Marxism, Fascism, and Totalitarianism

Download Marxism, Fascism, and Totalitarianism PDF Online Free

Author :
Publisher : Stanford University Press
ISBN 13 : 0804769990
Total Pages : 416 pages
Book Rating : 4.8/5 (47 download)

DOWNLOAD NOW!


Book Synopsis Marxism, Fascism, and Totalitarianism by : A. James Gregor

Download or read book Marxism, Fascism, and Totalitarianism written by A. James Gregor and published by Stanford University Press. This book was released on 2008-10-08 with total page 416 pages. Available in PDF, EPUB and Kindle.

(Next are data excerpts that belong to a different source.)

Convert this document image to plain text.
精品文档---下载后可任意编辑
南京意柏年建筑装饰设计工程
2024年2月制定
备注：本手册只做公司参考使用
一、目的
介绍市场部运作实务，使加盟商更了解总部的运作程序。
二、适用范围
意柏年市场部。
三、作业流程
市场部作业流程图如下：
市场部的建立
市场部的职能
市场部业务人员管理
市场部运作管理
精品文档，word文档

Book excerpt: This work traces the changes in classical Marxism (the Marxism of Karl Marx and Friedrich Engels) that took place after the death of its founders. It outlines the variants that appeared around the turn of the twentieth century—one of which was to be of influence among the followers of Adolf Hitler, another of which was to shape the ideology of Benito Mussolini, and still another of which provided the doctrinal rationale for V. I. Lenin's Bolshevism and Joseph Stalin's communism. This account differs from many others by rejecting a traditional left/right distinction—a distinction that makes it difficult to understand how totalitarian political institutions could arise out of presumably diametrically opposed political ideologies. Marxism, Fascism, and Totalitarianism thus helps to explain the common features of "left-wing" and "right-wing" regimes in the twentieth century.